We can afford to pay doctors to spend more time with patients if we also ask them to treat appropriately. Base treatment on the clinical findings. This simple protocol will save hundreds of billions of dollars in healthcare costs if applied universally.

Most of what we call "waste" in healthcare is simply a function of defensive medicine, patient demands, or greed. Eliminate these with a national medical care network of healthcare providers, doctors spending more time with patients, and careful examination of medical billing to assure appropriate care.

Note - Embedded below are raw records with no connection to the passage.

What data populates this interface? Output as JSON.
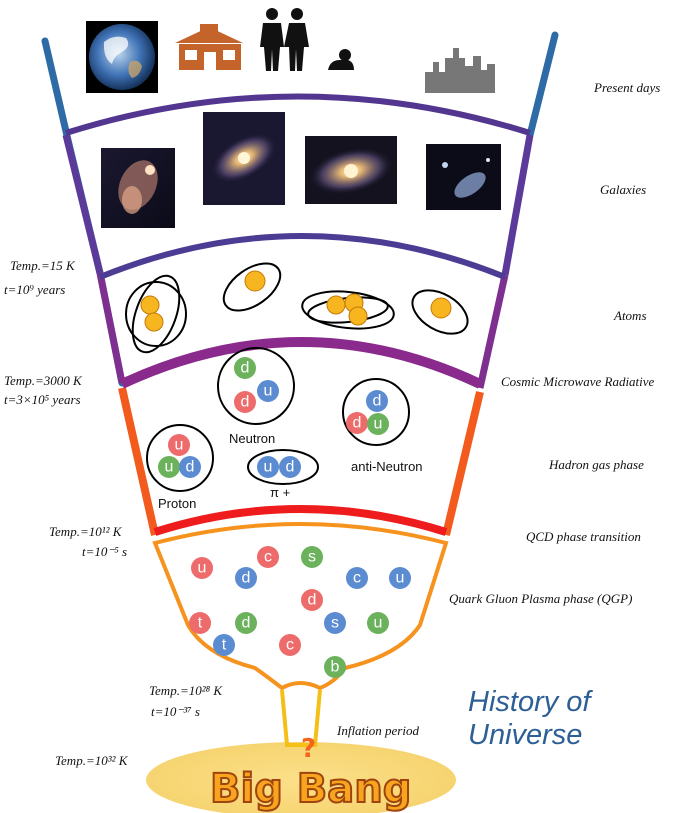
{
  "eras": {
    "present": "Present days",
    "galaxies": "Galaxies",
    "atoms": "Atoms",
    "cmb": "Cosmic Microwave Radiative",
    "hadron": "Hadron gas phase",
    "qcd": "QCD phase transition",
    "qgp": "Quark Gluon Plasma phase (QGP)",
    "inflation": "Inflation period"
  },
  "conditions": {
    "c1_temp": "Temp.=15 K",
    "c1_time": "t=10⁹ years",
    "c2_temp": "Temp.=3000 K",
    "c2_time": "t=3×10⁵ years",
    "c3_temp": "Temp.=10¹² K",
    "c3_time": "t=10⁻⁵ s",
    "c4_temp": "Temp.=10²⁸ K",
    "c4_time": "t=10⁻³⁷ s",
    "c5_temp": "Temp.=10³² K"
  },
  "particles": {
    "neutron": "Neutron",
    "proton": "Proton",
    "anti_neutron": "anti-Neutron",
    "pion": "π +"
  },
  "title_line1": "History of",
  "title_line2": "Universe",
  "big_bang": "Big Bang",
  "question_mark": "?",
  "quarks": {
    "neutron": [
      "d",
      "u",
      "d"
    ],
    "anti_neutron": [
      "d",
      "d",
      "u"
    ],
    "proton": [
      "u",
      "u",
      "d"
    ],
    "pion": [
      "u",
      "d"
    ],
    "qgp": [
      "u",
      "c",
      "s",
      "d",
      "c",
      "u",
      "d",
      "t",
      "d",
      "s",
      "u",
      "t",
      "c",
      "b"
    ]
  },
  "colors": {
    "red_quark": "#ee6b6b",
    "green_quark": "#6cb25c",
    "blue_quark": "#5b8bd0",
    "title": "#2d5f97"
  }
}
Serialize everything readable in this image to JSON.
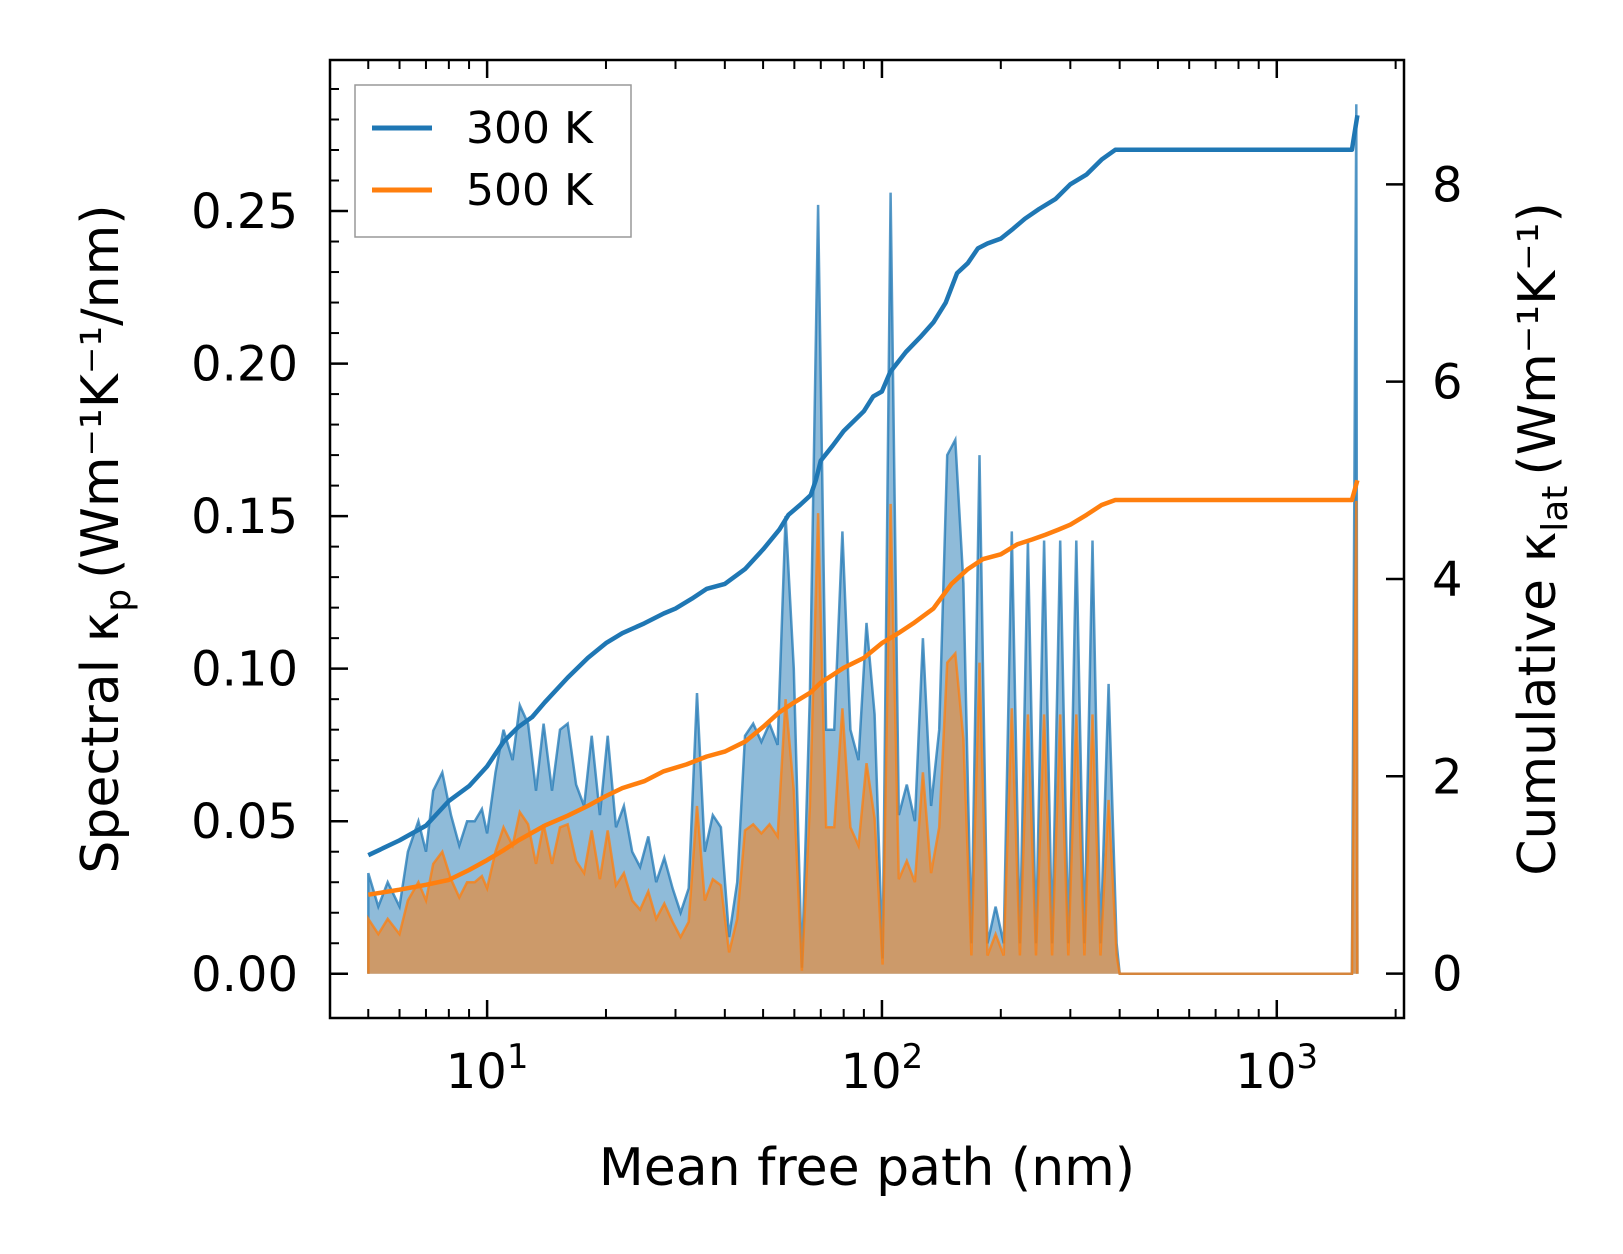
{
  "chart_data": {
    "type": "line",
    "xscale": "log",
    "xlabel": "Mean free path (nm)",
    "ylabel_left_main": "Spectral κ",
    "ylabel_left_sub": "p",
    "ylabel_left_units": "(Wm⁻¹K⁻¹/nm)",
    "ylabel_right_main": "Cumulative κ",
    "ylabel_right_sub": "lat",
    "ylabel_right_units": "(Wm⁻¹K⁻¹)",
    "xlim": [
      4,
      2100
    ],
    "ylim_left": [
      -0.0145,
      0.2995
    ],
    "ylim_right": [
      -0.45,
      9.26
    ],
    "x_ticks": [
      {
        "value": 10,
        "base": "10",
        "exp": "1"
      },
      {
        "value": 100,
        "base": "10",
        "exp": "2"
      },
      {
        "value": 1000,
        "base": "10",
        "exp": "3"
      }
    ],
    "y_ticks_left": [
      {
        "value": 0.0,
        "label": "0.00"
      },
      {
        "value": 0.05,
        "label": "0.05"
      },
      {
        "value": 0.1,
        "label": "0.10"
      },
      {
        "value": 0.15,
        "label": "0.15"
      },
      {
        "value": 0.2,
        "label": "0.20"
      },
      {
        "value": 0.25,
        "label": "0.25"
      }
    ],
    "y_ticks_right": [
      {
        "value": 0,
        "label": "0"
      },
      {
        "value": 2,
        "label": "2"
      },
      {
        "value": 4,
        "label": "4"
      },
      {
        "value": 6,
        "label": "6"
      },
      {
        "value": 8,
        "label": "8"
      }
    ],
    "legend": {
      "position": "upper-left",
      "entries": [
        "300 K",
        "500 K"
      ]
    },
    "colors": {
      "300 K": "#1f77b4",
      "500 K": "#ff7f0e",
      "fill_300": "#1f77b4",
      "fill_500": "#ff7f0e"
    },
    "spectral": [
      {
        "name": "300 K",
        "axis": "left",
        "points": [
          [
            5,
            0
          ],
          [
            5,
            0.033
          ],
          [
            5.3,
            0.022
          ],
          [
            5.6,
            0.03
          ],
          [
            6,
            0.022
          ],
          [
            6.3,
            0.04
          ],
          [
            6.7,
            0.05
          ],
          [
            7,
            0.04
          ],
          [
            7.3,
            0.06
          ],
          [
            7.7,
            0.066
          ],
          [
            8.1,
            0.052
          ],
          [
            8.5,
            0.042
          ],
          [
            8.9,
            0.05
          ],
          [
            9.3,
            0.05
          ],
          [
            9.7,
            0.054
          ],
          [
            10,
            0.046
          ],
          [
            10.5,
            0.066
          ],
          [
            11,
            0.08
          ],
          [
            11.6,
            0.07
          ],
          [
            12.1,
            0.088
          ],
          [
            12.7,
            0.082
          ],
          [
            13.3,
            0.06
          ],
          [
            13.9,
            0.082
          ],
          [
            14.6,
            0.06
          ],
          [
            15.3,
            0.08
          ],
          [
            16,
            0.082
          ],
          [
            16.8,
            0.062
          ],
          [
            17.6,
            0.055
          ],
          [
            18.4,
            0.078
          ],
          [
            19.3,
            0.052
          ],
          [
            20.2,
            0.078
          ],
          [
            21.2,
            0.048
          ],
          [
            22.2,
            0.055
          ],
          [
            23.3,
            0.04
          ],
          [
            24.4,
            0.035
          ],
          [
            25.6,
            0.045
          ],
          [
            26.8,
            0.03
          ],
          [
            28.1,
            0.038
          ],
          [
            29.5,
            0.028
          ],
          [
            30.9,
            0.02
          ],
          [
            32.4,
            0.028
          ],
          [
            34,
            0.092
          ],
          [
            35.6,
            0.04
          ],
          [
            37.3,
            0.052
          ],
          [
            39.1,
            0.048
          ],
          [
            41,
            0.012
          ],
          [
            43,
            0.03
          ],
          [
            45,
            0.078
          ],
          [
            47.2,
            0.082
          ],
          [
            49.5,
            0.076
          ],
          [
            51.9,
            0.082
          ],
          [
            54.4,
            0.075
          ],
          [
            57,
            0.15
          ],
          [
            59.8,
            0.1
          ],
          [
            62.7,
            0.002
          ],
          [
            65.7,
            0.092
          ],
          [
            68.9,
            0.252
          ],
          [
            72.2,
            0.08
          ],
          [
            75.7,
            0.08
          ],
          [
            79.4,
            0.145
          ],
          [
            83.2,
            0.08
          ],
          [
            87.2,
            0.07
          ],
          [
            91.4,
            0.115
          ],
          [
            95.8,
            0.085
          ],
          [
            100.4,
            0.005
          ],
          [
            105.2,
            0.256
          ],
          [
            110.3,
            0.052
          ],
          [
            115.6,
            0.062
          ],
          [
            121.2,
            0.05
          ],
          [
            127,
            0.11
          ],
          [
            133.2,
            0.055
          ],
          [
            139.6,
            0.08
          ],
          [
            146.3,
            0.17
          ],
          [
            153.4,
            0.175
          ],
          [
            160.8,
            0.128
          ],
          [
            168.5,
            0.01
          ],
          [
            176.6,
            0.17
          ],
          [
            185.1,
            0.01
          ],
          [
            194,
            0.022
          ],
          [
            203.4,
            0.01
          ],
          [
            213.2,
            0.145
          ],
          [
            223.5,
            0.01
          ],
          [
            234.3,
            0.142
          ],
          [
            245.6,
            0.01
          ],
          [
            257.4,
            0.142
          ],
          [
            269.8,
            0.01
          ],
          [
            282.8,
            0.142
          ],
          [
            296.4,
            0.01
          ],
          [
            310.7,
            0.142
          ],
          [
            325.7,
            0.01
          ],
          [
            341.4,
            0.142
          ],
          [
            357.8,
            0.01
          ],
          [
            375,
            0.095
          ],
          [
            393,
            0.01
          ],
          [
            400,
            0.0
          ],
          [
            1550,
            0.0
          ],
          [
            1590,
            0.285
          ],
          [
            1600,
            0.0
          ]
        ]
      },
      {
        "name": "500 K",
        "axis": "left",
        "points": [
          [
            5,
            0
          ],
          [
            5,
            0.018
          ],
          [
            5.3,
            0.013
          ],
          [
            5.6,
            0.018
          ],
          [
            6,
            0.013
          ],
          [
            6.3,
            0.024
          ],
          [
            6.7,
            0.03
          ],
          [
            7,
            0.024
          ],
          [
            7.3,
            0.036
          ],
          [
            7.7,
            0.04
          ],
          [
            8.1,
            0.031
          ],
          [
            8.5,
            0.025
          ],
          [
            8.9,
            0.03
          ],
          [
            9.3,
            0.03
          ],
          [
            9.7,
            0.032
          ],
          [
            10,
            0.028
          ],
          [
            10.5,
            0.04
          ],
          [
            11,
            0.048
          ],
          [
            11.6,
            0.042
          ],
          [
            12.1,
            0.053
          ],
          [
            12.7,
            0.049
          ],
          [
            13.3,
            0.036
          ],
          [
            13.9,
            0.049
          ],
          [
            14.6,
            0.036
          ],
          [
            15.3,
            0.048
          ],
          [
            16,
            0.049
          ],
          [
            16.8,
            0.037
          ],
          [
            17.6,
            0.033
          ],
          [
            18.4,
            0.047
          ],
          [
            19.3,
            0.031
          ],
          [
            20.2,
            0.047
          ],
          [
            21.2,
            0.029
          ],
          [
            22.2,
            0.033
          ],
          [
            23.3,
            0.024
          ],
          [
            24.4,
            0.021
          ],
          [
            25.6,
            0.027
          ],
          [
            26.8,
            0.018
          ],
          [
            28.1,
            0.023
          ],
          [
            29.5,
            0.017
          ],
          [
            30.9,
            0.012
          ],
          [
            32.4,
            0.017
          ],
          [
            34,
            0.055
          ],
          [
            35.6,
            0.024
          ],
          [
            37.3,
            0.031
          ],
          [
            39.1,
            0.029
          ],
          [
            41,
            0.007
          ],
          [
            43,
            0.018
          ],
          [
            45,
            0.047
          ],
          [
            47.2,
            0.049
          ],
          [
            49.5,
            0.046
          ],
          [
            51.9,
            0.049
          ],
          [
            54.4,
            0.045
          ],
          [
            57,
            0.09
          ],
          [
            59.8,
            0.06
          ],
          [
            62.7,
            0.001
          ],
          [
            65.7,
            0.055
          ],
          [
            68.9,
            0.151
          ],
          [
            72.2,
            0.048
          ],
          [
            75.7,
            0.048
          ],
          [
            79.4,
            0.087
          ],
          [
            83.2,
            0.048
          ],
          [
            87.2,
            0.042
          ],
          [
            91.4,
            0.069
          ],
          [
            95.8,
            0.051
          ],
          [
            100.4,
            0.003
          ],
          [
            105.2,
            0.154
          ],
          [
            110.3,
            0.031
          ],
          [
            115.6,
            0.037
          ],
          [
            121.2,
            0.03
          ],
          [
            127,
            0.066
          ],
          [
            133.2,
            0.033
          ],
          [
            139.6,
            0.048
          ],
          [
            146.3,
            0.102
          ],
          [
            153.4,
            0.105
          ],
          [
            160.8,
            0.077
          ],
          [
            168.5,
            0.006
          ],
          [
            176.6,
            0.102
          ],
          [
            185.1,
            0.006
          ],
          [
            194,
            0.013
          ],
          [
            203.4,
            0.006
          ],
          [
            213.2,
            0.087
          ],
          [
            223.5,
            0.006
          ],
          [
            234.3,
            0.085
          ],
          [
            245.6,
            0.006
          ],
          [
            257.4,
            0.085
          ],
          [
            269.8,
            0.006
          ],
          [
            282.8,
            0.085
          ],
          [
            296.4,
            0.006
          ],
          [
            310.7,
            0.085
          ],
          [
            325.7,
            0.006
          ],
          [
            341.4,
            0.085
          ],
          [
            357.8,
            0.006
          ],
          [
            375,
            0.057
          ],
          [
            393,
            0.006
          ],
          [
            400,
            0.0
          ],
          [
            1550,
            0.0
          ],
          [
            1590,
            0.155
          ],
          [
            1600,
            0.0
          ]
        ]
      }
    ],
    "cumulative": [
      {
        "name": "300 K",
        "axis": "right",
        "points": [
          [
            5,
            1.2
          ],
          [
            6,
            1.35
          ],
          [
            7,
            1.5
          ],
          [
            8,
            1.75
          ],
          [
            9,
            1.9
          ],
          [
            10,
            2.1
          ],
          [
            11,
            2.35
          ],
          [
            12,
            2.5
          ],
          [
            13,
            2.6
          ],
          [
            14,
            2.75
          ],
          [
            16,
            3.0
          ],
          [
            18,
            3.2
          ],
          [
            20,
            3.35
          ],
          [
            22,
            3.45
          ],
          [
            25,
            3.55
          ],
          [
            28,
            3.65
          ],
          [
            30,
            3.7
          ],
          [
            33,
            3.8
          ],
          [
            36,
            3.9
          ],
          [
            40,
            3.95
          ],
          [
            45,
            4.1
          ],
          [
            50,
            4.3
          ],
          [
            55,
            4.5
          ],
          [
            58,
            4.65
          ],
          [
            62,
            4.75
          ],
          [
            66,
            4.85
          ],
          [
            68,
            5.0
          ],
          [
            70,
            5.2
          ],
          [
            75,
            5.35
          ],
          [
            80,
            5.5
          ],
          [
            90,
            5.7
          ],
          [
            95,
            5.85
          ],
          [
            100,
            5.9
          ],
          [
            105,
            6.1
          ],
          [
            115,
            6.3
          ],
          [
            125,
            6.45
          ],
          [
            135,
            6.6
          ],
          [
            145,
            6.8
          ],
          [
            155,
            7.1
          ],
          [
            165,
            7.2
          ],
          [
            175,
            7.35
          ],
          [
            185,
            7.4
          ],
          [
            200,
            7.45
          ],
          [
            215,
            7.55
          ],
          [
            230,
            7.65
          ],
          [
            250,
            7.75
          ],
          [
            275,
            7.85
          ],
          [
            300,
            8.0
          ],
          [
            330,
            8.1
          ],
          [
            360,
            8.25
          ],
          [
            390,
            8.35
          ],
          [
            1550,
            8.35
          ],
          [
            1600,
            8.7
          ]
        ]
      },
      {
        "name": "500 K",
        "axis": "right",
        "points": [
          [
            5,
            0.8
          ],
          [
            6,
            0.85
          ],
          [
            7,
            0.9
          ],
          [
            8,
            0.95
          ],
          [
            9,
            1.05
          ],
          [
            10,
            1.15
          ],
          [
            11,
            1.25
          ],
          [
            12,
            1.35
          ],
          [
            14,
            1.5
          ],
          [
            16,
            1.6
          ],
          [
            18,
            1.7
          ],
          [
            20,
            1.8
          ],
          [
            22,
            1.88
          ],
          [
            25,
            1.95
          ],
          [
            28,
            2.05
          ],
          [
            32,
            2.12
          ],
          [
            36,
            2.2
          ],
          [
            40,
            2.25
          ],
          [
            45,
            2.35
          ],
          [
            50,
            2.5
          ],
          [
            55,
            2.65
          ],
          [
            60,
            2.75
          ],
          [
            66,
            2.85
          ],
          [
            70,
            2.95
          ],
          [
            80,
            3.1
          ],
          [
            90,
            3.2
          ],
          [
            100,
            3.35
          ],
          [
            110,
            3.45
          ],
          [
            120,
            3.55
          ],
          [
            135,
            3.7
          ],
          [
            150,
            3.95
          ],
          [
            165,
            4.1
          ],
          [
            180,
            4.2
          ],
          [
            200,
            4.25
          ],
          [
            220,
            4.35
          ],
          [
            240,
            4.4
          ],
          [
            260,
            4.45
          ],
          [
            280,
            4.5
          ],
          [
            300,
            4.55
          ],
          [
            330,
            4.65
          ],
          [
            360,
            4.75
          ],
          [
            390,
            4.8
          ],
          [
            1550,
            4.8
          ],
          [
            1600,
            5.0
          ]
        ]
      }
    ]
  }
}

A good healthcare IT program can flag most inappropriate treatment. Care managers care discuss the care with the provider to assure that the care is appropriate or not. If not appropriate, the care provider must be warned that they risk being dropped from the healthcare network and won't be paid for treating outside the network.

It is time that care providers to back control of healthcare.

Friday, March 16, 2012

Let's Save Health Care in Three Easy Steps

Conceptually, saving US health care is not hard. All we need are three short steps.
  1. Put all health care providers: doctors, surgeons, primary care, specialists, hospitals, clinics, chiropractors, test centers, shamans, witch doctors, and mental health professionals in a single, national, managed medical network. All patients see providers in this network.
  2. Manage the care provided by the network to assure appropriate care using human and digital IT resources. Management is part of the medical community, not payers.
  3. The network pays providers fairly and promptly and bills the insurers at cost with a small management fee.
Voila! When care provided is appropriate, the cost is rational. Only then should we consider cuts or limitations to care.